Herkesin bildiği bir gerçek varsa o da cumhurbaşkanlığı seçimlerinin kaderini Kürtlerin çizeceğidir. Kürtler, topam nüfus içerisinde aşağı yukarı %25’lik bir orana sahip. Dolayısıyla Kürtlerden destek almadan çoğunluk kazanmak çok zor. HDP’nin %6-7 civarındaki oy potansiyeli de yakın geçmesi beklenen seçimlerde çok belirleyici olacak.
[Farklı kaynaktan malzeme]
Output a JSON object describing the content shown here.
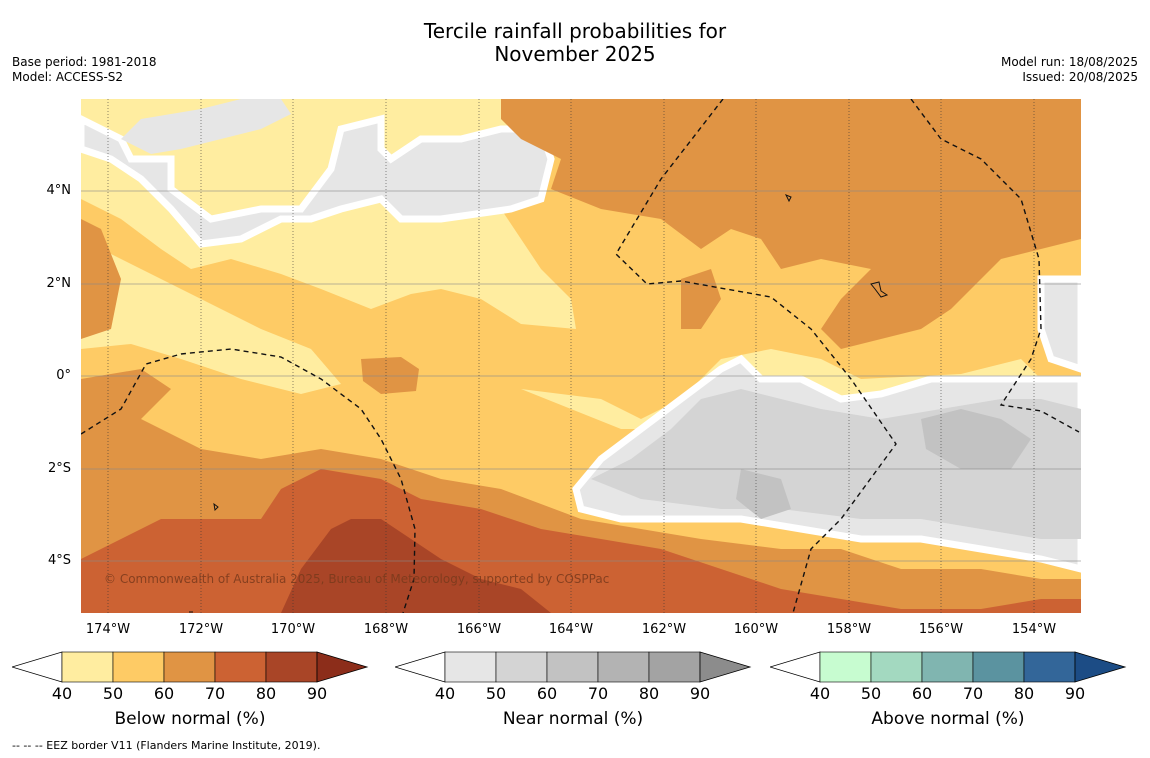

Yani ikinci turda Kürt ulusal hareketinin tavrı çok önemli.
Sonuç
CHP, sağa kayıp bir ABD projesi olarak AKP alternatifi olmaya soyunmaktadır. Bu çerçevede alternatif olarak pazarlanan Eİ’nin emekçi sınıflar için olumlu bir seçenek olmadığı ortadadır. Açık ki egemenler, adeta ölümü gösterip sıtmaya razı etmek istercesine Eİ’i devreye sokmuşlardır ve bu işin pazarlayanı CHP olmuştur. Bu durumda Kürt ulusal hareketi, toplumsal muhalefete oynamak konusunda büyük bir fırsata sahip olmuştur. Diğer taraftan AKP ile yapılan pazarlıklar bu imkanı bir kez daha gölgeleyebilir. Sosyalistlerse kendi adayını ortaya koyamasalar bile bu ayları ülke çapında somut hedefler etrafında örülecek kampanyalarla geçirmeliydiler. Ama maalesef durum bu değil.